Let $A = \begin{bmatrix} 2&4\\ 1&5 \end{bmatrix}$, compute $A^{105}$.
I interpreted this question to just find the nth power of matrix A. Not sure if this was the intended route.
I did the $D=P^{-1}AP$ and got $D^n$.
so $A^n = PD^nP^{-1}$
my final result: $\frac{1}{5} \begin{bmatrix} 6^n+4&4(6^n-1)\\ 6^n-1&4(6^n)+1 \end{bmatrix}$
So I can compute just by pluging $105=n$?
There's also a rather special trick for $2 \times 2$ matrices that can save a little work: you don't need to know $P$ and $P^{-1}$. If $\lambda_1$ and $\lambda_2$ are the eigenvalues (and they are distinct), then $$ A^n = \frac{\lambda_1^n - \lambda_2^n}{\lambda_1 - \lambda_2} A + \frac{\lambda_1 \lambda_2^n - \lambda_1^n \lambda_2}{\lambda_1 - \lambda_2} I $$ If there is only one eigenvalue $\lambda$ (of algebraic multiplicity $2$), this becomes $$ A^n = n \lambda^{n-1} A - (n-1) \lambda^n I$$
More generally, if $f$ is an analytic function in a neighbourhood of the eigenvalues of $A$,
$$f(A) = \frac{f(\lambda_1) - f(\lambda_2)}{\lambda_1 - \lambda_2} A + \frac{\lambda_1 f(\lambda_2) - f(\lambda_1) \lambda_2}{\lambda_1 - \lambda_2} I$$ in the first case, $$ f(A) = f'(\lambda) A + (f(\lambda) - \lambda f'(\lambda)) I$$ in the second.
This works e.g. for $\exp(A)$ with $f(\lambda) = \exp(\lambda)$, or $(A-\mu I)^{-1}$ with $f(\lambda) = 1/(\lambda-\mu)$, where $\mu$ is not an eigenvalue.
You can use the Cayley-Hamilton theorem to evaluate powers of a matrix (in fact, any analytic function of a matrix).
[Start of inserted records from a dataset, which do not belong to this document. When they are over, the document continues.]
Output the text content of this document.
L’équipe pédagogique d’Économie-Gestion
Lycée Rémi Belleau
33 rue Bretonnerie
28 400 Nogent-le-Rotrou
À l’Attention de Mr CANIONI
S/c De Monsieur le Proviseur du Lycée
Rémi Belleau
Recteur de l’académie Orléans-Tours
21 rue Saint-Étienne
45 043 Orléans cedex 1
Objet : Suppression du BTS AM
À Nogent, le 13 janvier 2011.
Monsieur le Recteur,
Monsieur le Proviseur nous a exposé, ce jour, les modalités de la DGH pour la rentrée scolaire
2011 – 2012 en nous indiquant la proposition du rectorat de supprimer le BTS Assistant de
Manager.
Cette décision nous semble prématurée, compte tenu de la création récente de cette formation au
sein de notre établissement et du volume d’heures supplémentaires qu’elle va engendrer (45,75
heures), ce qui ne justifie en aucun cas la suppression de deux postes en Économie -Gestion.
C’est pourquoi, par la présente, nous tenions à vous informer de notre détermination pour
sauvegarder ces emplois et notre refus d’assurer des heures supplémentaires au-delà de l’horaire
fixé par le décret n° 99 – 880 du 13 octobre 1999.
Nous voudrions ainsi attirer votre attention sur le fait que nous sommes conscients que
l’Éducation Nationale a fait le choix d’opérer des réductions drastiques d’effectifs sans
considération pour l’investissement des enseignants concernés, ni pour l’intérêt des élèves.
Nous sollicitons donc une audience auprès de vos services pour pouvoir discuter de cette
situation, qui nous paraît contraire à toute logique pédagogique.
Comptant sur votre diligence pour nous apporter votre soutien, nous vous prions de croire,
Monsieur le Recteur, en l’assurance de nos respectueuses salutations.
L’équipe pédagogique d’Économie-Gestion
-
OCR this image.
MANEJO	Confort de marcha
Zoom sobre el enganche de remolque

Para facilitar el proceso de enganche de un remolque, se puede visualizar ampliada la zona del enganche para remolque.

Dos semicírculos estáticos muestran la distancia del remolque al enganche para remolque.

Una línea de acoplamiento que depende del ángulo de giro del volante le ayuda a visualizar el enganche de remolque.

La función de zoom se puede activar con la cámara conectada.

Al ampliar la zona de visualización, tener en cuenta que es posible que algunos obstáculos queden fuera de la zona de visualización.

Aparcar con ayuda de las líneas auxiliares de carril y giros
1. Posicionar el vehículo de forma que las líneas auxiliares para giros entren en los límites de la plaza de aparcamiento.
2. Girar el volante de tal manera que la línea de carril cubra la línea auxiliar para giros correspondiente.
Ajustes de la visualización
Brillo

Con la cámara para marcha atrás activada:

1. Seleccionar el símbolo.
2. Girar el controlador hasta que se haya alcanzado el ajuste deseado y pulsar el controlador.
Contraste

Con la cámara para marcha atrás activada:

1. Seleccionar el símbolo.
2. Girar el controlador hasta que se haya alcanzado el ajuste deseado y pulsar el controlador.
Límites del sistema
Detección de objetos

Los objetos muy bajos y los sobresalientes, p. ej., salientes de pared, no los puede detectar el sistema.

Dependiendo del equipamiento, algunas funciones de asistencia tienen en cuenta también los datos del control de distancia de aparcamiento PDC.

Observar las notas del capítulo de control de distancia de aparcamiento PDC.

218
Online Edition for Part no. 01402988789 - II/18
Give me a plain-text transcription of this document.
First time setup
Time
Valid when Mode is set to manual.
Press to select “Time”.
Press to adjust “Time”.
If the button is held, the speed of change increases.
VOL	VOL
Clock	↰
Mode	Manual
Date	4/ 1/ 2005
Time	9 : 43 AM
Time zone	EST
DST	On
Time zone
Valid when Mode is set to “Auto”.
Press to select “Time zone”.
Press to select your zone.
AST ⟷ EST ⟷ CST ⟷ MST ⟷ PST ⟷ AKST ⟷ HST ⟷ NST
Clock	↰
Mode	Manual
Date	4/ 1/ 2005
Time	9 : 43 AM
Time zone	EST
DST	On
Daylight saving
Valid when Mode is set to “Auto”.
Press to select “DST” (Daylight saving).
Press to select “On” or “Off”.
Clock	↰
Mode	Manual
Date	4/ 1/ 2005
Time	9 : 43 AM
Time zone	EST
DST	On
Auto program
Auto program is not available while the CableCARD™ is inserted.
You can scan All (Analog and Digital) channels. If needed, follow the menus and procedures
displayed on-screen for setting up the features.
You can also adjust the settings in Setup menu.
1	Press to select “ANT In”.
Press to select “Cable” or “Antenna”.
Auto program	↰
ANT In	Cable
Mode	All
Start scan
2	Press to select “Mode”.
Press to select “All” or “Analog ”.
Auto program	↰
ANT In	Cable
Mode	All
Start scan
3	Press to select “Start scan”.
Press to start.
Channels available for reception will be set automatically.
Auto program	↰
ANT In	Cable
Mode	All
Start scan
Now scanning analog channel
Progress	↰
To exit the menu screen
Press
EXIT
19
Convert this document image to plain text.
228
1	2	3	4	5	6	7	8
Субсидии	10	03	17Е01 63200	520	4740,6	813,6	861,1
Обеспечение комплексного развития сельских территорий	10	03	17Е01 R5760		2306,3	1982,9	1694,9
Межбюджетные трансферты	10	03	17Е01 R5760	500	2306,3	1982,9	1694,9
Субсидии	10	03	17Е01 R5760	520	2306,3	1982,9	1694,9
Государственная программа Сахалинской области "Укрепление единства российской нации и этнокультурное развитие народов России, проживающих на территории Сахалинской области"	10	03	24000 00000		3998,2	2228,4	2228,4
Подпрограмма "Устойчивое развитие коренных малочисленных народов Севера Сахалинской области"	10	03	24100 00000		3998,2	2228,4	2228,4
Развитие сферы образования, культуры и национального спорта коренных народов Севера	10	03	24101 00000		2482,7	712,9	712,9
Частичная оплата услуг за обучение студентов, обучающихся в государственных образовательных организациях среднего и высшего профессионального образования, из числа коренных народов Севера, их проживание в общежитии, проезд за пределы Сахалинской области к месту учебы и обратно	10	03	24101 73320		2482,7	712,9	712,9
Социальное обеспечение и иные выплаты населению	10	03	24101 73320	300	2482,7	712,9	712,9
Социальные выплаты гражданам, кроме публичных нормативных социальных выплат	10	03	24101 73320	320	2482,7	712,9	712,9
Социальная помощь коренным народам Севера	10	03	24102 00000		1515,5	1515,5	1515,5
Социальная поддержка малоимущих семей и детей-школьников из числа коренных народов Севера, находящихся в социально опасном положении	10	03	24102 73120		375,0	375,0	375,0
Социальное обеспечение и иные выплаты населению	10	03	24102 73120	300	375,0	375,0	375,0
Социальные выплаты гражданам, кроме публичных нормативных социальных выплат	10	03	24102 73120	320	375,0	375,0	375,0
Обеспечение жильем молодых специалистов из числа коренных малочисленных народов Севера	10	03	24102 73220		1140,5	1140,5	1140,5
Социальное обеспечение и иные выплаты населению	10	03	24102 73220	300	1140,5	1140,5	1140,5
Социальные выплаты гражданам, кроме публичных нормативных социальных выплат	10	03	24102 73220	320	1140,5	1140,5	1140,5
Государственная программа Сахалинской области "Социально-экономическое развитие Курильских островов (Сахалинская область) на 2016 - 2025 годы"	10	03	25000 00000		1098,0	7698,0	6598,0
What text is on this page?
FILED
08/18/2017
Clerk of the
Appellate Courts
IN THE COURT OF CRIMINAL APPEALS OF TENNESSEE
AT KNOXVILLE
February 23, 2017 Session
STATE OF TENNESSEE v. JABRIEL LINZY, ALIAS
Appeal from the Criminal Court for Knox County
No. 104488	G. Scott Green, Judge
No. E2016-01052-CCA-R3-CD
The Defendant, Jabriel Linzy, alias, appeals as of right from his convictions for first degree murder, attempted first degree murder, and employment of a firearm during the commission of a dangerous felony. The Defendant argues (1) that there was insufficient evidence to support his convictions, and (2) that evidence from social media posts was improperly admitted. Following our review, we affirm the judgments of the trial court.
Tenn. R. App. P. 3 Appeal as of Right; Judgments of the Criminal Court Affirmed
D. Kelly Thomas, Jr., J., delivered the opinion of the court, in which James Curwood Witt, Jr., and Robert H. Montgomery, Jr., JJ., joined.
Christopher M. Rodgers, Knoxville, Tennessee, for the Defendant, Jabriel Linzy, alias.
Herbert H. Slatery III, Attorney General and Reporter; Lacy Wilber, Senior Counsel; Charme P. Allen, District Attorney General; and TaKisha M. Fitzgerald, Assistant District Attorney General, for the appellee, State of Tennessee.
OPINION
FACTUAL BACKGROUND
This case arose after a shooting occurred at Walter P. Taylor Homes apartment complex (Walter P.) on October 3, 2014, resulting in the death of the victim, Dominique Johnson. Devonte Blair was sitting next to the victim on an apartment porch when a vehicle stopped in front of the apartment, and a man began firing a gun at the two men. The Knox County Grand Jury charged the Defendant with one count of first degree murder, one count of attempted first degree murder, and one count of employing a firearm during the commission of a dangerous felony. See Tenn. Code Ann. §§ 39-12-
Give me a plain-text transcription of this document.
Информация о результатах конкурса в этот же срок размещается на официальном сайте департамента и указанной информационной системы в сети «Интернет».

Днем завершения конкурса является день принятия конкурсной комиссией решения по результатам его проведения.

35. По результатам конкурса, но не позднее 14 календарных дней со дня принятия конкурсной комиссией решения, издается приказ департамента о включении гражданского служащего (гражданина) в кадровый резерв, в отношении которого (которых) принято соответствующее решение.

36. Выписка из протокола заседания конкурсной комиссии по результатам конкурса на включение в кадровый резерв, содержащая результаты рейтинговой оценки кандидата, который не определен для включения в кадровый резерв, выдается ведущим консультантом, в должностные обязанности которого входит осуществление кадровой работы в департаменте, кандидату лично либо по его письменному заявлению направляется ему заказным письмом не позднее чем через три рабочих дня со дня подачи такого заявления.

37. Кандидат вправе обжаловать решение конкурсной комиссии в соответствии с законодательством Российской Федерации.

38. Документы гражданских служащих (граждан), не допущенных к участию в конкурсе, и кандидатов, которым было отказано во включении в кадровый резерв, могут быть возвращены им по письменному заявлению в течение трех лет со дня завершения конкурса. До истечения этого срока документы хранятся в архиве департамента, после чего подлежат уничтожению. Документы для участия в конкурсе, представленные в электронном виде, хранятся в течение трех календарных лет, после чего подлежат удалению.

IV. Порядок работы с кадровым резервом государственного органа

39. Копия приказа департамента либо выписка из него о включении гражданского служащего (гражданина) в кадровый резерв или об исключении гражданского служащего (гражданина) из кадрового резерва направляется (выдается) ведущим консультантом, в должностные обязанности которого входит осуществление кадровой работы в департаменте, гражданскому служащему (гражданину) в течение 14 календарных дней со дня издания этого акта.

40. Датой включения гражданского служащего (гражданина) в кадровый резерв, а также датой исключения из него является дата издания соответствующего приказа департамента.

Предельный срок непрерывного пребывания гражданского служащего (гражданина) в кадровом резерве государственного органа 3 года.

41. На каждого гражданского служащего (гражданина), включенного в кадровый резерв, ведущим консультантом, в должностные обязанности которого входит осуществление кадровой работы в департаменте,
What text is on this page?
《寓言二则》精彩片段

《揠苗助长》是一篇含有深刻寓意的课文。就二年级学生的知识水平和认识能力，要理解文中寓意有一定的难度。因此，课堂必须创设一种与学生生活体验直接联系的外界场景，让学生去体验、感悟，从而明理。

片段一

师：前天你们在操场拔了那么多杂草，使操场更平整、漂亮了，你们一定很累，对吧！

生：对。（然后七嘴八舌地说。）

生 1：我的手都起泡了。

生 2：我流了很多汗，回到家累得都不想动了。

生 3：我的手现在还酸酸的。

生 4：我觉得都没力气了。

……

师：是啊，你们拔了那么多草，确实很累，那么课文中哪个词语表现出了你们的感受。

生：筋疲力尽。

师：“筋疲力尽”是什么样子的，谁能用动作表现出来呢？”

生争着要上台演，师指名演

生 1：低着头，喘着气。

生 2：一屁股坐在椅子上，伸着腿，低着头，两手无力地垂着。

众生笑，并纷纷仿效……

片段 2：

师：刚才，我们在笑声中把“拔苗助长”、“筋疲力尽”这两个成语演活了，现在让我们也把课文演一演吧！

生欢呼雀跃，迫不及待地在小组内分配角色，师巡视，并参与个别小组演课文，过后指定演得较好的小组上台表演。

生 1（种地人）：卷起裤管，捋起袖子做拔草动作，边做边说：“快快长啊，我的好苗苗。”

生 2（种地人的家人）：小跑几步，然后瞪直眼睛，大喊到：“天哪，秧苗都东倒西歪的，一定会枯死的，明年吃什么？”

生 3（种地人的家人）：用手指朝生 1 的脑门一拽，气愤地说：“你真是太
The basic idea is that by dividing by the characteristic polynomial, you can reduce the degree of any polynomial of an $n\times n$ matrix to at most $n-1$.
Let $\Delta(x)$ be the characteristic polynomial of the matrix $A$ and write the polynomial $P(x)$ as the quotient and remainder $P(x)=Q(x)\Delta(x)+R(x)$. By the Cayley-Hamilton theorem, $\Delta(A)=0$, so $P(A)=R(A)$. Since by definition $\Delta(\lambda)=0$ if $\lambda$ is an eigenvalue of $A$, we also have $P(\lambda)=R(\lambda)$.
The characteristic polynomial of A is $\Delta(x)=x^2-7x+6$, so one way to compute $A^{105}$ is to find the remainder of $x^{105}$ after division by $\Delta(x)$ and plug in $A$. Another way is to use the property of the eigenvalues mentioned above. We know that for each eigenvalue $\lambda$, $\lambda^{105}=a_0+a_1\lambda$ for some unknown coefficients $a_0$ and $a_1$. Plugging in the two eigenvalues $6$ and $1$ produces a system of linear equations that can be solved for the unknown coefficients: $$\begin{align}a_0+a_1&=1 \\ a_0+6a_1&=6^{105}\end{align}$$ from which we get $A^{105}=\frac15(6-6^{105})I+\frac15(6^{105}-1)A$.
This method works for any size square matrix, although you need to modify the equations for the unknown coefficients a bit if there are repeated eigenvalues.